Sequestri per oltre 5 milioni di euro: così il sodalizio avrebbe trasformato il denaro illecito in vincite mai avvenute.
Aosta – La Guardia di Finanza, su delega di questa Procura della Repubblica, ha dato esecuzione ad un’ordinanza di sequestro, emessa dal G.I.P., nei confronti di 33 indagati, a vario titolo, per i reati di associazione per delinquere, riciclaggio, emissione e utilizzo di fatture per operazioni inesistenti, ricettazione e corruzione di incaricato di pubblico servizio.
Oltre 150 finanzieri stanno eseguendo decine di perquisizioni sia in Valle d’Aosta che in Piemonte, Lombardia, Toscana, Molise, Sicilia, Calabria, Liguria, Puglia, Campania e Lazio, finalizzate a cautelare denaro contante, conti correnti, disponibilità finanziarie e immobili, sino alla concorrenza di oltre 5 milioni di euro che, secondo gli indizi fino ad oggi emersi, sarebbero provento di attività criminosa.
L’odierna attività scaturisce da complesse e articolate indagini di polizia giudiziaria condotte, anche mediante intercettazioni telefoniche, ambientali, video e telematiche, dal nucleo di polizia economico finanziaria, che hanno permesso di raccogliere un quadro indiziario relativo alla presenza di un sodalizio criminale dedito al riciclaggio di denaro, provento essenzialmente di delitti fiscali attribuibili, a livello gravemente indiziario, a tre società, operanti in Piemonte ed esercenti l’attività di commercio di materiale ferroso.

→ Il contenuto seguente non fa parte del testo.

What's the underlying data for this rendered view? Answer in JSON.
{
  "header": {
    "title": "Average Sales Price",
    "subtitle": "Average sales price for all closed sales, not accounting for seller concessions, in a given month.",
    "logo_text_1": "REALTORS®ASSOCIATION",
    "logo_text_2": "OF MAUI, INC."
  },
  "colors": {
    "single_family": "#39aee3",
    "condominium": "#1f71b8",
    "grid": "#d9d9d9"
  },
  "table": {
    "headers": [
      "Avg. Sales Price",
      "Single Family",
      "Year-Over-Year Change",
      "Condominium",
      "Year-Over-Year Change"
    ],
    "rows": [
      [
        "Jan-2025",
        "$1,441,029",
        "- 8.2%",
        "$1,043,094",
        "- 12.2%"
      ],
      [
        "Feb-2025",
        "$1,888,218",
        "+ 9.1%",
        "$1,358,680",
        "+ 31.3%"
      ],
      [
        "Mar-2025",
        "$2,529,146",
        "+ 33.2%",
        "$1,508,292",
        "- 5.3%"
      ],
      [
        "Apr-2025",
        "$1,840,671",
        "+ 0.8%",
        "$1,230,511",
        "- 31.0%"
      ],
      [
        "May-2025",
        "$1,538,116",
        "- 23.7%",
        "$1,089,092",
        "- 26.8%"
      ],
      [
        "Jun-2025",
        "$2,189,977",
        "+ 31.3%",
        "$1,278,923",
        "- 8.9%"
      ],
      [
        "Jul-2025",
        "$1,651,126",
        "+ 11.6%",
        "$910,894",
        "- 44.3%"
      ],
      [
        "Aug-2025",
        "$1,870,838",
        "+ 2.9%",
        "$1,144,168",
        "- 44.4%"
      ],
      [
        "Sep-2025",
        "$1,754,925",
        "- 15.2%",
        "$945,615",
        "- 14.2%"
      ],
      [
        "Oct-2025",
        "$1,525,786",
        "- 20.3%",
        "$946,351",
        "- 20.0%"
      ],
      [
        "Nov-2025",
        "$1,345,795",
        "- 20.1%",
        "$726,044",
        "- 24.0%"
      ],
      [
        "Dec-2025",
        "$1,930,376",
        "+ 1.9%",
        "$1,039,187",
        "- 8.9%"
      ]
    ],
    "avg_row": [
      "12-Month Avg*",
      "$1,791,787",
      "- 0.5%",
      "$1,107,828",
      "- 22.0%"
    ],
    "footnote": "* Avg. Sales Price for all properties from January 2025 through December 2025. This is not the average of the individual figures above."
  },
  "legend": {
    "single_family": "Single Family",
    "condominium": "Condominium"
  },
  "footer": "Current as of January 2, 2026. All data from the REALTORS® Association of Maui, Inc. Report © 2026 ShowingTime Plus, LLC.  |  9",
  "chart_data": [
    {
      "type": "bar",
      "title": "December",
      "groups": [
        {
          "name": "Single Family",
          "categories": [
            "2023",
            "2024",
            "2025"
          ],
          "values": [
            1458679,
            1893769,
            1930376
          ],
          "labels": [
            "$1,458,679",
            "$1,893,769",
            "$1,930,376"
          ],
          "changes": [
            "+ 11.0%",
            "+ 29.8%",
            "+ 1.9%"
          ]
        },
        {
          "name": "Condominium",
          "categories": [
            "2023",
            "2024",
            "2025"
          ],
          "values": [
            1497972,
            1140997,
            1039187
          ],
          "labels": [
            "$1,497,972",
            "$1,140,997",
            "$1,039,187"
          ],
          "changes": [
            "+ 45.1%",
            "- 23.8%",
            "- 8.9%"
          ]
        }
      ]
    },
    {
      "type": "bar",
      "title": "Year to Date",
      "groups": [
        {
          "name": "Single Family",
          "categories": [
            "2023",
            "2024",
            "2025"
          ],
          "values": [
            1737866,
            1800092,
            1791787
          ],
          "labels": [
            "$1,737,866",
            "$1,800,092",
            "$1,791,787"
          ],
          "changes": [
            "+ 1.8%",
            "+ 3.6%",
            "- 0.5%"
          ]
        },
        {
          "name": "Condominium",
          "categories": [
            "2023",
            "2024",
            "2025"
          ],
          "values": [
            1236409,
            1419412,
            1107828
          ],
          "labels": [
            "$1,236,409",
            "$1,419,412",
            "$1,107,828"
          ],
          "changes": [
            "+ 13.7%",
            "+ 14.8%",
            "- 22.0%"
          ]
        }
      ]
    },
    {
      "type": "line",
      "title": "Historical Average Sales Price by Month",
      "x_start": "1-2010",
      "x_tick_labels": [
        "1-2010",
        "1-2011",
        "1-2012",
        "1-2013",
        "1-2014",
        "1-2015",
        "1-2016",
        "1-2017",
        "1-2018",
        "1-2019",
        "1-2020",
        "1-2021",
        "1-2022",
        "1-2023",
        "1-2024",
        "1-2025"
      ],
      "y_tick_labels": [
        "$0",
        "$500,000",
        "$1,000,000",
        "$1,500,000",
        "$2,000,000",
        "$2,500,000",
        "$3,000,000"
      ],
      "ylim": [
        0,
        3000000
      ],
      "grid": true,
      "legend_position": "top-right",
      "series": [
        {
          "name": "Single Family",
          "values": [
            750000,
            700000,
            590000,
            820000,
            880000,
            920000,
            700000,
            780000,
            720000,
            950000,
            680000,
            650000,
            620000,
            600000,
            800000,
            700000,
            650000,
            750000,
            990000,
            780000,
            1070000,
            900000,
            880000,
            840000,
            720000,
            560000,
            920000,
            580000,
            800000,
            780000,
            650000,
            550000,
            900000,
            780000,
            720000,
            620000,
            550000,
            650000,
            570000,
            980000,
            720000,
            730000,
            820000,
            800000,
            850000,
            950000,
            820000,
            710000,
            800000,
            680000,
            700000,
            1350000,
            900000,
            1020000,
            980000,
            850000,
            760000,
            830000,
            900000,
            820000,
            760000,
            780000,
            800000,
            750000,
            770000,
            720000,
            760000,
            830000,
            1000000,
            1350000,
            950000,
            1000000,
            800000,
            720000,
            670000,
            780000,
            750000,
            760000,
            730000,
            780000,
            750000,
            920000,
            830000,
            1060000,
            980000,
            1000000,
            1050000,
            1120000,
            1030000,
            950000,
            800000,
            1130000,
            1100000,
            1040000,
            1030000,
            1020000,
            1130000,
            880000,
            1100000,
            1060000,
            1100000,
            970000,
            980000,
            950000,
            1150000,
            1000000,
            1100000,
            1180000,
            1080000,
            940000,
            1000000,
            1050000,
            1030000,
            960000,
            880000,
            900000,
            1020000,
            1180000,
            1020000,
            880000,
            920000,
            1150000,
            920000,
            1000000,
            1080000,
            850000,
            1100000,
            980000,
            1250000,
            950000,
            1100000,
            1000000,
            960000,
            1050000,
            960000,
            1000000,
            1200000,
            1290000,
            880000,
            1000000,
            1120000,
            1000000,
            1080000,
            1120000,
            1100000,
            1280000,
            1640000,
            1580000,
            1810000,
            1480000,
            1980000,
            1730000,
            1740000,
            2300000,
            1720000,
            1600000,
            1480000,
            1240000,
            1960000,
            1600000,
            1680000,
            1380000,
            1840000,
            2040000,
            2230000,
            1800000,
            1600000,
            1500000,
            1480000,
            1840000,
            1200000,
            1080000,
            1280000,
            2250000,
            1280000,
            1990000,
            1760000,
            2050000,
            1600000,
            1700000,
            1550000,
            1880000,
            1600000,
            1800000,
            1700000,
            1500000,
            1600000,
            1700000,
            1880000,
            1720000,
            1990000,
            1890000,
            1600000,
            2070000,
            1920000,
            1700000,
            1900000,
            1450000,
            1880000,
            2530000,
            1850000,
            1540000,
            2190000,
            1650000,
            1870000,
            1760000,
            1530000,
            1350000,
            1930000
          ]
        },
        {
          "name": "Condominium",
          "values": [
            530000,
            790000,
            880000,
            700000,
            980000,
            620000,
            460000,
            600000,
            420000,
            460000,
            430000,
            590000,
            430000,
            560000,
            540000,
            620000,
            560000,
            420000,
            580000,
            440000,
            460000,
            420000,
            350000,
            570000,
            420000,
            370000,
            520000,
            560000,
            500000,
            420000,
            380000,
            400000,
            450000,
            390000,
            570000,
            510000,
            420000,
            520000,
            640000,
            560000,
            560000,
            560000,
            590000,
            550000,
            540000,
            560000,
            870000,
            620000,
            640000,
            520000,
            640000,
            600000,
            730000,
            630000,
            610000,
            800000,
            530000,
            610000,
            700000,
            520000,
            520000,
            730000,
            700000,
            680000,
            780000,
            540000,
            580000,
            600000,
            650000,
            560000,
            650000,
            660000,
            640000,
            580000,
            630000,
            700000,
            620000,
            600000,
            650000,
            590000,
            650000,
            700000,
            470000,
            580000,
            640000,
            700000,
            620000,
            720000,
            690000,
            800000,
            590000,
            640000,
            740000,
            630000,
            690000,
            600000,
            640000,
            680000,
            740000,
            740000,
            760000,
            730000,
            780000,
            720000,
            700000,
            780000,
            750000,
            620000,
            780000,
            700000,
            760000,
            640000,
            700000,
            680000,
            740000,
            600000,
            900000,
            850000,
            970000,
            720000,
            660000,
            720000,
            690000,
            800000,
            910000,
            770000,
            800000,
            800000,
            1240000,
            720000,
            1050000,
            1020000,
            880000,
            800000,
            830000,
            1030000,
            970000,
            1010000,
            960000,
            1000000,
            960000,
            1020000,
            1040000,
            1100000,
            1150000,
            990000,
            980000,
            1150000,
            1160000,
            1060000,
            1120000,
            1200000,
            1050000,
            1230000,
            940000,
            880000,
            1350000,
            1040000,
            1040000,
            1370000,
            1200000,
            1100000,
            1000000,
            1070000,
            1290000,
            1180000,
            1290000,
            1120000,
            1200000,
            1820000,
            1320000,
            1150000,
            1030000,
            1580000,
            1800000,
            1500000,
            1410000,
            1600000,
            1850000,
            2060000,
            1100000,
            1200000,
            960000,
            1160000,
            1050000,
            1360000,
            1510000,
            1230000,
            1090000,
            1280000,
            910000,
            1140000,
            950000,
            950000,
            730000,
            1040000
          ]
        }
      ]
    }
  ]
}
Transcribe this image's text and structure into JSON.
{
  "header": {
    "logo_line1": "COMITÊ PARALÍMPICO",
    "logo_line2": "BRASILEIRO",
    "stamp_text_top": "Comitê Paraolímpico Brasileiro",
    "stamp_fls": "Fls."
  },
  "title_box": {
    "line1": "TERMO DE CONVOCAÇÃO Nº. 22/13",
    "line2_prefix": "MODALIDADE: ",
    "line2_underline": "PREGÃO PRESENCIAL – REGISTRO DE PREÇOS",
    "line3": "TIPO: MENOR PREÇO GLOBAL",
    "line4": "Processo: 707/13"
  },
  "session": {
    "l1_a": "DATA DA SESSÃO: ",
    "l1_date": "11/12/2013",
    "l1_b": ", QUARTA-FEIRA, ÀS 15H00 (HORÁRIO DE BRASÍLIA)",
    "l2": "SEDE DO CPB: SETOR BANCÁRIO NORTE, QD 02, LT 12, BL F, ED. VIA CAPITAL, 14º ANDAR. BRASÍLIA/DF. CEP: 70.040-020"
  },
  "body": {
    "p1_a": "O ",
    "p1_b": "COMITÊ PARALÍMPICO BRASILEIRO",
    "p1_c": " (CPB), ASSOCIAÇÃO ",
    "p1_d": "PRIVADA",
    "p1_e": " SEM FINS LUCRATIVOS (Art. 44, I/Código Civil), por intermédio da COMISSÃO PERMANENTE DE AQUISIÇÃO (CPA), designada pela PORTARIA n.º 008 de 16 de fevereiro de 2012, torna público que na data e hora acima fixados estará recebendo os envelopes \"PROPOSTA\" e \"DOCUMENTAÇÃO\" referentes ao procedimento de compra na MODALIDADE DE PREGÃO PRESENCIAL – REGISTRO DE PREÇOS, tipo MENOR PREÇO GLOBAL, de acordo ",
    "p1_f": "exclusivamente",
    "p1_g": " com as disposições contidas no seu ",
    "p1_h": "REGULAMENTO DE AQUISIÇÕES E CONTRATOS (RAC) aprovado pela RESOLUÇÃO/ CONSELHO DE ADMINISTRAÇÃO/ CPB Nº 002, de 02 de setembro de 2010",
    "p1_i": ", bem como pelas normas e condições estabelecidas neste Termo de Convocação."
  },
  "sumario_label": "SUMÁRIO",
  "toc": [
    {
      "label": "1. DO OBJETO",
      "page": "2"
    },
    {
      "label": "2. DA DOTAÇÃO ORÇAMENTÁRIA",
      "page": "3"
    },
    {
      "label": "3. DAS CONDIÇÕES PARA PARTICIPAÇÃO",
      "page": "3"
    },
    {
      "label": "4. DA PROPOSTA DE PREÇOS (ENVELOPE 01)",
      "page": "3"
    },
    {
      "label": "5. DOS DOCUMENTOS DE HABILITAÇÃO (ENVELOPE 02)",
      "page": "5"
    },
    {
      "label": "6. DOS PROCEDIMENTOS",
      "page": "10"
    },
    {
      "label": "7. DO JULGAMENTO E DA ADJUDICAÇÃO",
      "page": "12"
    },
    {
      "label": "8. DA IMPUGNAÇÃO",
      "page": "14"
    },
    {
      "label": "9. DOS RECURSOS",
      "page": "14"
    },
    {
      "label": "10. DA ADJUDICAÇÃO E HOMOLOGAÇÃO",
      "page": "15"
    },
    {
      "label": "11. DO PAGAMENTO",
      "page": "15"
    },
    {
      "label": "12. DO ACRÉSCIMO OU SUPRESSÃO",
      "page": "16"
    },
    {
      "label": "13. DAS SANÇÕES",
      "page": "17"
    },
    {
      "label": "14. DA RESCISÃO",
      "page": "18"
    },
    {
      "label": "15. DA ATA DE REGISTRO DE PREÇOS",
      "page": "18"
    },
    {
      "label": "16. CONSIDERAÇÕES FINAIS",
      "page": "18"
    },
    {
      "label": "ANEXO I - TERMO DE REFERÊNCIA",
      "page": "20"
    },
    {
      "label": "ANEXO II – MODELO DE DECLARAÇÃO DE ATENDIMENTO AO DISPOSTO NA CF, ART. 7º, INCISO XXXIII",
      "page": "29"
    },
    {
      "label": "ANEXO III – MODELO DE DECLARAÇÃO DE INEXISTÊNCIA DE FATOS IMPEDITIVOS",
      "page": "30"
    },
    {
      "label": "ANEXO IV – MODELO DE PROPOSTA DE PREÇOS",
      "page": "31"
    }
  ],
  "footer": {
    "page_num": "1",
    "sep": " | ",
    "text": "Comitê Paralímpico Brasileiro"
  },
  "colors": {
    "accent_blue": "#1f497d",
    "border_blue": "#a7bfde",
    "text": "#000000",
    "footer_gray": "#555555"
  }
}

Secondo gli indizi raccolti l’associazione per delinquere, avvalendosi di un collaudato meccanismo fraudolento, avrebbe consentito alle aziende coinvolte di ottenere: un’indebita detrazione di imposte, costi fittizi finalizzati ad abbattere l’utile d’impresa e “drenare” fondi dalle stesse. Solo negli anni 2023 e 2024 gli indizi sino ad oggi raccolti hanno riguardato l’emissione e l’utilizzo di fatture false per oltre 3 milioni di euro.
Secondo il complesso indiziario fino ad oggi raccolto, una volta incassato l’importo della fattura falsa, la società emittente lo avrebbe trasferito sui conti personali di uno degli indagati che a sua volta si sarebbe occupato di riciclarlo presso la casa da gioco di San Vincent, mediante la compiacenza di due funzionari infedeli ottenendo, in tal modo, somme in contanti o “fiches” da restituire alle società che avevano annotato
le fatture.
Viene ad oggi contestata, l’infedele condotta di uno dei funzionari della casa da gioco che, in qualità di incaricato di pubblico servizio e in cambio un compenso di volta in volta concordato, avrebbe ricevuto da numerosi giocatori provenienti da ogni parte d’Italia, ingenti somme di denaro che, all’interno del proprio ufficio, avrebbe convertito in fiches o strumenti finanziari tracciabili simulando vincite, in realtà, mai avvenute e celandone, in tal modo, anche l’eventuale origine illecita.